A primeira questão surgida escassos dias sobre a invocação do referido artigo 50º do Tratado de Lisboa derivou do estatuto político de Gibraltar – de cuja administração Londres não dá sinal de querer prescindir, mas de cuja soberania Madrid também não pretende abrir mão.
De facto, Gibraltar – território britânico desde 1713 que ainda em 2002 rejeitou através de referendo popular ficar sob soberania partilhada de Londres e Madrid – irá tornar-se no primeiro exemplo de uma situação que, tendo sido gerida até agora no quadro da União Europeia, passará, com a saída do Reino Unido da União, para o plano do relacionamento bilateral entre o Reino Unido e Espanha. E, nesse plano bilateral, não poderá deixar de ser dissociado de outras questões que oporão ambos estes Estados. A questão escocesa será outra de entre essas mais relevantes.
Depois de o Reino Unido ter decidido avançar com o Brexit, o governo nacionalista de Glasgow tomou a decisão de encetar um novo procedimento referendário pretendendo desligar-se do Reino Unido e, subsequentemente, ingressar na União Europeia. Até agora, Londres tinha em Madrid um aliado de peso que estaria na disposição de vetar a referida adesão escocesa à União. Sobretudo por receio de abrir um precedente que, a prazo, se pudesse virar contra si própria, pensando sobretudo na situação da Catalunha – onde as forças nacionalistas e independentistas fazem campanha pela autodeterminação da Catalunha e pela defesa do seu ingresso na União Europeia.
Surpreendentemente, nos últimos dias, no momento em que se elevou a escalada verbal entre o Reino Unido e Espanha a propósito do estatuto político do rochedo, registou-se uma alteração significativa na posição espanhola relativamente à Escócia. O ministro espanhol dos negócios estrangeiros, Alfonso Dastis veio, pela primeira vez, anunciar que Madrid não aporia o seu veto a uma eventual candidatura de uma futura Escócia independente à União Europeia deixando, assim, as portas abertas para que, num futuro próximo, uma eventual Escócia independente se possa tornar membro de pleno direito da União Europeia.
Com esta mudança ou evolução radical na posição oficial de Espanha, Madrid dá por adquirido que, a prazo, a sua estratégia para lidar com a questão da Catalunha terá de assentar em novos pressupostos – o, neste caso, aliado britânico está em vias de abandonar o clube europeu e ao Reino de Espanha pouco mais restará do que contar consigo própria numa eventual batalha em torno da questão catalã.

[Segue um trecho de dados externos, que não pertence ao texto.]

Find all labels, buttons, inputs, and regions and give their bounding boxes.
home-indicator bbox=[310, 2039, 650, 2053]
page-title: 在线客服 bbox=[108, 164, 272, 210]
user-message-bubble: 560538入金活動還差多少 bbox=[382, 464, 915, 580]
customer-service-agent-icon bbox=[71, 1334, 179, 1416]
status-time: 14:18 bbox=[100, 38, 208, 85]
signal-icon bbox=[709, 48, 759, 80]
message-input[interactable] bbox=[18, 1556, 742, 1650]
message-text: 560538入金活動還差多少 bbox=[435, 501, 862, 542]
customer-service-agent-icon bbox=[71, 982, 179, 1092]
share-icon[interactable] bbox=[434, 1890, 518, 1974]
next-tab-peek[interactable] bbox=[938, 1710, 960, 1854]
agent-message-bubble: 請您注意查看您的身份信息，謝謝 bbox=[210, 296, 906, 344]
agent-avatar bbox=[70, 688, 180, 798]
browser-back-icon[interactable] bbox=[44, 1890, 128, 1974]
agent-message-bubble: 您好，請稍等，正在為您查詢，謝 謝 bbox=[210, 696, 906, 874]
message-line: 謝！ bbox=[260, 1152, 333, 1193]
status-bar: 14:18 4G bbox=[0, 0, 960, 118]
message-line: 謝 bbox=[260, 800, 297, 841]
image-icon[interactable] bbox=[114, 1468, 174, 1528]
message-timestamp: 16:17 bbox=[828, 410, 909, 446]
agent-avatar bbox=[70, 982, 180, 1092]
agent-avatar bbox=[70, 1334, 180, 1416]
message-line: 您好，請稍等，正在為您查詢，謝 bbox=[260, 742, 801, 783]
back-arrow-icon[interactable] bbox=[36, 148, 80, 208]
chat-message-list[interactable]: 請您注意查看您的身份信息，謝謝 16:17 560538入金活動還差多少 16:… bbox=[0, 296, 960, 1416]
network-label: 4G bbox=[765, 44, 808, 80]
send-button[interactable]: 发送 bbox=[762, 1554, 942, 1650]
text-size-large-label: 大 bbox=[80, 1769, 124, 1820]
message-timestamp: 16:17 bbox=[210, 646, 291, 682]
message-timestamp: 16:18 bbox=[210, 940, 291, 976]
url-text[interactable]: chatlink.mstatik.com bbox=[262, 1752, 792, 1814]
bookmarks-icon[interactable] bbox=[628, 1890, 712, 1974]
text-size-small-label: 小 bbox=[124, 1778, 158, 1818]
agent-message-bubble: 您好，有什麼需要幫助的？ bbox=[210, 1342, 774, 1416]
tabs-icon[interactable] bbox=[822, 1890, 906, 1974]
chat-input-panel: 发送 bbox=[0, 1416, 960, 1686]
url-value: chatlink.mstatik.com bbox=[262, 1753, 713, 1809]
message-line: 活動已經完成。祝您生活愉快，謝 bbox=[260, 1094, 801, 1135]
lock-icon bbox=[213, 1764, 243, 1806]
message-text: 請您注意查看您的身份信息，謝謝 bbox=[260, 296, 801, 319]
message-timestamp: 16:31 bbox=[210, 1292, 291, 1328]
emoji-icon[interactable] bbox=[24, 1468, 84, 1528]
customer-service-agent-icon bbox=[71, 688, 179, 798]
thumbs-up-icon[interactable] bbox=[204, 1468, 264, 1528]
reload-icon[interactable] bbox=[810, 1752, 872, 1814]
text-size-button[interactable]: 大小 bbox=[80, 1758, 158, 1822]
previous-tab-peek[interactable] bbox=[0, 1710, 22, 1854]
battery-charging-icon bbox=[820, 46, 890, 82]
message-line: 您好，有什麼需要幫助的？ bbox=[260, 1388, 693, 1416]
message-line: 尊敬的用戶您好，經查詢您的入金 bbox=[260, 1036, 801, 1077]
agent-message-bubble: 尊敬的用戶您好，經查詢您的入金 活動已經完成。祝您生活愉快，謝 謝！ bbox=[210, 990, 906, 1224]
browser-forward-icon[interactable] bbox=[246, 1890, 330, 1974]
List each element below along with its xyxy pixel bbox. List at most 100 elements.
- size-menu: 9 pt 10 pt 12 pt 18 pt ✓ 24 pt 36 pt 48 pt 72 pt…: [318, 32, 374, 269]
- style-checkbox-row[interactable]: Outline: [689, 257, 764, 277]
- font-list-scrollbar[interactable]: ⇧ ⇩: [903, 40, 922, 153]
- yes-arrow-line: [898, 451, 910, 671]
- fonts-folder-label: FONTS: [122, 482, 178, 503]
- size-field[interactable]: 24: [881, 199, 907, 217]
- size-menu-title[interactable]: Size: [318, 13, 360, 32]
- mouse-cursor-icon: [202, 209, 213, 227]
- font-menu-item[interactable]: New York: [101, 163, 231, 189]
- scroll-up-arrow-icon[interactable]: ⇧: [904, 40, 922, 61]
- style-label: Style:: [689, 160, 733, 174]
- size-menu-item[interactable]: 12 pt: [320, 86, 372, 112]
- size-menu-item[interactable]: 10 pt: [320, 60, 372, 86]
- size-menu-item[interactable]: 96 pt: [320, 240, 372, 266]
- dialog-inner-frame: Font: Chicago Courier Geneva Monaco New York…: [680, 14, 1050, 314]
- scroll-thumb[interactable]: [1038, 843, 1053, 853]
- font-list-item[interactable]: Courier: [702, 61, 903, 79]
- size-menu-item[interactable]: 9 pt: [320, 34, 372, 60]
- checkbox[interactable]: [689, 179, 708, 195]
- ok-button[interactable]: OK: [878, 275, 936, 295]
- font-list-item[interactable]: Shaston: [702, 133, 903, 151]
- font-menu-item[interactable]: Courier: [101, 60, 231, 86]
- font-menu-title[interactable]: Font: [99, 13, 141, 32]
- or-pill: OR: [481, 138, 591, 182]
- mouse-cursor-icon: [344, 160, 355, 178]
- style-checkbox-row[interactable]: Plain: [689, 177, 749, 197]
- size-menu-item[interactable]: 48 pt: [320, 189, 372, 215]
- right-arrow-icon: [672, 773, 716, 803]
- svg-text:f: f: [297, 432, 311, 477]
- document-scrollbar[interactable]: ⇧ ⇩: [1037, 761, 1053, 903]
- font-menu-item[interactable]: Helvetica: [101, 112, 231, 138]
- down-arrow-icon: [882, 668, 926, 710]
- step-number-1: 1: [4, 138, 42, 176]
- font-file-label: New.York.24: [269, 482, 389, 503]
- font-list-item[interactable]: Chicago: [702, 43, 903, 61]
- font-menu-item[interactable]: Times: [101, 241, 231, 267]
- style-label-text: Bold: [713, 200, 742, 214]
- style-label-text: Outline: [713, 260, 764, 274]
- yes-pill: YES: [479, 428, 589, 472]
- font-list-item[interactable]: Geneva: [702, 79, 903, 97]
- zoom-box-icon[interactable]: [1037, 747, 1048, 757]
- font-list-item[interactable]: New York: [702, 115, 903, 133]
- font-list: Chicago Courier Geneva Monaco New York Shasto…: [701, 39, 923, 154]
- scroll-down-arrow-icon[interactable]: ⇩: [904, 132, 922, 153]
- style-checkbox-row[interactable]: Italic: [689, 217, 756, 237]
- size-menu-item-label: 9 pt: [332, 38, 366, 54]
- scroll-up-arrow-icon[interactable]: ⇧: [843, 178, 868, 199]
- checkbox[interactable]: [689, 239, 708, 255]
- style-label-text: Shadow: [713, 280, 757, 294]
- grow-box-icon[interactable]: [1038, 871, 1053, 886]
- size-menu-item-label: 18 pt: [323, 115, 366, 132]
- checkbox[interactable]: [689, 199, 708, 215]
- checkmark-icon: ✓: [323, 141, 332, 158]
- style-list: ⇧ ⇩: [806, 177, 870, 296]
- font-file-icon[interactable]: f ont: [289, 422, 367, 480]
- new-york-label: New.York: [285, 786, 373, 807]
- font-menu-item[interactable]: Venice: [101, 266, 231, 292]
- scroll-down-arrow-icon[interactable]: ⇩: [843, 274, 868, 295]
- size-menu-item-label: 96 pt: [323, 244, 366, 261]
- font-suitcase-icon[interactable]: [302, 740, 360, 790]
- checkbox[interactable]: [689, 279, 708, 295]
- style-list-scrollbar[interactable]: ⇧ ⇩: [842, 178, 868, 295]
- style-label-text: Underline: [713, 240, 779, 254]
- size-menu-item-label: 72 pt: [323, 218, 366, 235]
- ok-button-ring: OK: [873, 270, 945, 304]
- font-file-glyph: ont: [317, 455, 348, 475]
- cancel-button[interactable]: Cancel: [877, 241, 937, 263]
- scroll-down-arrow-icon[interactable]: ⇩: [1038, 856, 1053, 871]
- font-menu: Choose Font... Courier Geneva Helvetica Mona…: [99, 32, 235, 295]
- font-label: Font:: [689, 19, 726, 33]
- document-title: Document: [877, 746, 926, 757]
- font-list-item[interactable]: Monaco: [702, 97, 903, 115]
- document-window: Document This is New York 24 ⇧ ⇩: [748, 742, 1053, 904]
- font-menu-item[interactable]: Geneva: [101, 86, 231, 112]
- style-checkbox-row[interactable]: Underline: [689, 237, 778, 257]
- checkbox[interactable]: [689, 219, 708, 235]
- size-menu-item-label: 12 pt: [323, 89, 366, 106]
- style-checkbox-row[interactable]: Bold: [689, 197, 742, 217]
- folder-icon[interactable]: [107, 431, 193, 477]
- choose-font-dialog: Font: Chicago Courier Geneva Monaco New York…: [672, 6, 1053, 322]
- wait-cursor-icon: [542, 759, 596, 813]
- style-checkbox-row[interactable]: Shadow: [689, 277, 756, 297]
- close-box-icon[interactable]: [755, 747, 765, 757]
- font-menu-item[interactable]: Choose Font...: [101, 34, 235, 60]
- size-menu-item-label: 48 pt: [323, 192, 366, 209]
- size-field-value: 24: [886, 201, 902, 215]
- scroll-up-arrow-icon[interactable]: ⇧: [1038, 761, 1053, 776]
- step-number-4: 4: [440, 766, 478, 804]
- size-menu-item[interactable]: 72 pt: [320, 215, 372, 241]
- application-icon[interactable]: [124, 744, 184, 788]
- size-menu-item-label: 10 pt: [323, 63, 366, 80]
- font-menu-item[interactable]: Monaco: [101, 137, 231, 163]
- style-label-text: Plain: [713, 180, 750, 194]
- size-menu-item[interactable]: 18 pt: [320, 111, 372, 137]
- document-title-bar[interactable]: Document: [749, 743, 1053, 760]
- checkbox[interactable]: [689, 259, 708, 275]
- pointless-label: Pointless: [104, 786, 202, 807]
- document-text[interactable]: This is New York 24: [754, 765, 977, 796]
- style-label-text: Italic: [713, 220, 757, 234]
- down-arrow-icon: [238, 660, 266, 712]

Qualquer um destes três casos – o caso de Gibraltar, o caso da Escócia e o caso da Catalunha – enquadra-se num contexto mais vasto de renascimento das punções nacionalistas um pouco por toda a Europa. Até agora, estas questões eram tratadas no quadro da União Europeia e com uma intervenção de mediação frequentemente exercida por parte das instituições comuns, nomeadamente a Comissão Europeia. A concretização do Brexit fará com que, doravante, os mesmos se remetam para o plano do relacionamento bilateral entre os Estados envolvidos. Trata-se de uma alteração não desprovida de consequências, e de consequências que não facilitam a resolução destes diferendos.
A trilogia “Gibraltar – Escócia – Catalunha” volve-se, assim, num dos primeiros, talvez o primeiro, teste que, em matéria de política externa e relações internacionais, se vai colocar à União Europeia a 27 e aos seus Estados membros no novo relacionamento que vai ser necessário encetar com Reino Unido que, além de novos desafios externos, se irá ver confrontado com novos desafios internos, sendo que o da sua sobrevivência ou subsistência como Reino “unido” não será, seguramente, o menor de todos eles. Mas pode vir a ser também, paralelamente, a possibilidade de começar a ser edificado um outro modelo de ordem internacional que pode vir a conferir a esse mesmo Reino Unido, se como tal se conseguir conservar e preservar, um papel muito mais ativo na articulação da Europa, a que continuará a pertencer, com os aliados transatlânticos, nomeadamente os Estados Unidos e o Canadá.
Serão, pois, tempos de mutações relevantes aqueles que poderemos ter por diante. Não, necessariamente, positivos; mas, seguramente, relevantes e importantes.